Mexico: Quintana Roo’s Resorts Offer Same-Sex Ceremonies
As I pointed out on my post about this news over three weeks ago, only the State Congress can amend the State Constitution, but since this Caribbean State is one of the most visited tourist destinations in the wold for its archeological treasures & beach cities like Cancun & Cozumel, they’ve realized that our money is as green as anyone else’s. Gay Business is Good Business.
Hispanically Speaking News reports:
Cancun and other resort areas on the Mexican Caribbean will have a new attraction for gay and lesbian couples from the United States, Canada and Europe, allowing them to legalize their unions thanks to a quirk in the local civil code, activist Patricia Novelo told Efe.
“This market niche … is very attractive for European, Canadian and American (homosexual) couples,” said the spokesperson for Colectivo Diversidad.

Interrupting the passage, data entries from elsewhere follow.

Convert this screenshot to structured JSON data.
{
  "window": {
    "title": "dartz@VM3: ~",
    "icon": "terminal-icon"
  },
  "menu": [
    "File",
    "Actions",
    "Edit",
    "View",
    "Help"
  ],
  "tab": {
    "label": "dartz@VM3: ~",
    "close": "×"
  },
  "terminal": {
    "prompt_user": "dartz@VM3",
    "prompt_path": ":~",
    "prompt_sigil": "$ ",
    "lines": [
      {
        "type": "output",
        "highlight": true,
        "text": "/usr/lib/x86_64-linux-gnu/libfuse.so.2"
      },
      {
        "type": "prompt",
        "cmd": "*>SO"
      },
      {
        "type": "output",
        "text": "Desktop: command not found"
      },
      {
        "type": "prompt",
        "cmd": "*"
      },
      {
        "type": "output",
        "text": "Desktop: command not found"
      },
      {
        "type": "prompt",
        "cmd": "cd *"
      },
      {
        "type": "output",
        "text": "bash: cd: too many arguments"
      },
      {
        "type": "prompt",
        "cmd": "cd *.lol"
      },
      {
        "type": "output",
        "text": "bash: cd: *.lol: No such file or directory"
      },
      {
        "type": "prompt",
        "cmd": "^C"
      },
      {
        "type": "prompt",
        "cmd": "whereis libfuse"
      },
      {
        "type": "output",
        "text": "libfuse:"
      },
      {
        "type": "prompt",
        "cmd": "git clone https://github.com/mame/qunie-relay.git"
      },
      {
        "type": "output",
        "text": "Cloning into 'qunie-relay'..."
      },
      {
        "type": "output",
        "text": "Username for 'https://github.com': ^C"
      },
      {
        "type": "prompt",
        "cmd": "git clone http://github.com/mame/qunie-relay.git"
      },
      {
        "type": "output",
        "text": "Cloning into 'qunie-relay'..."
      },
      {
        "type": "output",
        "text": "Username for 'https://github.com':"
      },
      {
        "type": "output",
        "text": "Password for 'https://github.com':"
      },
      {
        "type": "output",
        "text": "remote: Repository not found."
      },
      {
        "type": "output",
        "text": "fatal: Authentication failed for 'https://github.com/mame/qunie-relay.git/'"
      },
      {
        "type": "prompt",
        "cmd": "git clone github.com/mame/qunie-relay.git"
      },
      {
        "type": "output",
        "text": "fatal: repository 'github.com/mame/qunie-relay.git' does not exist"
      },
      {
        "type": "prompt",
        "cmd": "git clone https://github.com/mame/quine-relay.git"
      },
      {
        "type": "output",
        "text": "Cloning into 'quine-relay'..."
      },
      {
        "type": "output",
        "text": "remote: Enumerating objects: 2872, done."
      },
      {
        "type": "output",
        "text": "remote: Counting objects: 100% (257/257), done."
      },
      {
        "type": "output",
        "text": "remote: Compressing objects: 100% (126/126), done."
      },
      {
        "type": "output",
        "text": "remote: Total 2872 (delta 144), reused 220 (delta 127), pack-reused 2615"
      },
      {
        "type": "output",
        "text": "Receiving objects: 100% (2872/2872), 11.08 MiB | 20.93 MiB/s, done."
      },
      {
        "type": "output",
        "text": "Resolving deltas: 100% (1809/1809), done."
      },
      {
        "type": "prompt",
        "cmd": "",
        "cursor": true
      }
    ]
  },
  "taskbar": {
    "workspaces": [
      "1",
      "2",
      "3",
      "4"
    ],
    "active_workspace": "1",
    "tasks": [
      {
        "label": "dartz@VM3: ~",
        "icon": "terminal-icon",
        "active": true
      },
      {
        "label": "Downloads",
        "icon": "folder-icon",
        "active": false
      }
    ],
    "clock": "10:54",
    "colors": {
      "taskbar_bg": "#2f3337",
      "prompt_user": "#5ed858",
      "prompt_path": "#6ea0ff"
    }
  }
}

Novelo said that in January the first same-sex group wedding will be held in the resort area as part of local support for the human rights of the gay community.
She said that already several couples have expressed their wish to formalize their unions at the ceremony.
Eight couples have been confirmed to marry in January, most of them Mexican, but she said that more are expected and preparations are being handled by the groups Colectivo Diversidad, Fusion G, Gaytoursmexico and the International Gay & Lesbian Travel Association.
The activist said that before the unions of same-sex couples in Quintana Roo state were legally recognized, a great demand from travel agencies for such marriages in Cancun and other resorts already existed from abroad.
Therefore, she said, agreements have begun to be struck with different airlines and hotel chains to hold these marriages all along Mexico’s Caribbean coast.
Novelo said that this “is something very positive. Besides the social part there are many economic benefits because the gay community generates between 45 and 60 percent more income on top of conventional tourism.”
She said gay and lesbian marriages are possible in Quintana Roo, “thanks to a legal gap in the Civil Code,” which only makes mention of “people interested in getting married,” without specifying their gender.
In Mexico, same-sex marriages have been expressly authorized in Mexico City, where through Dec. 15 1,246 such unions had been legally finalized, many involving citizens of other countries.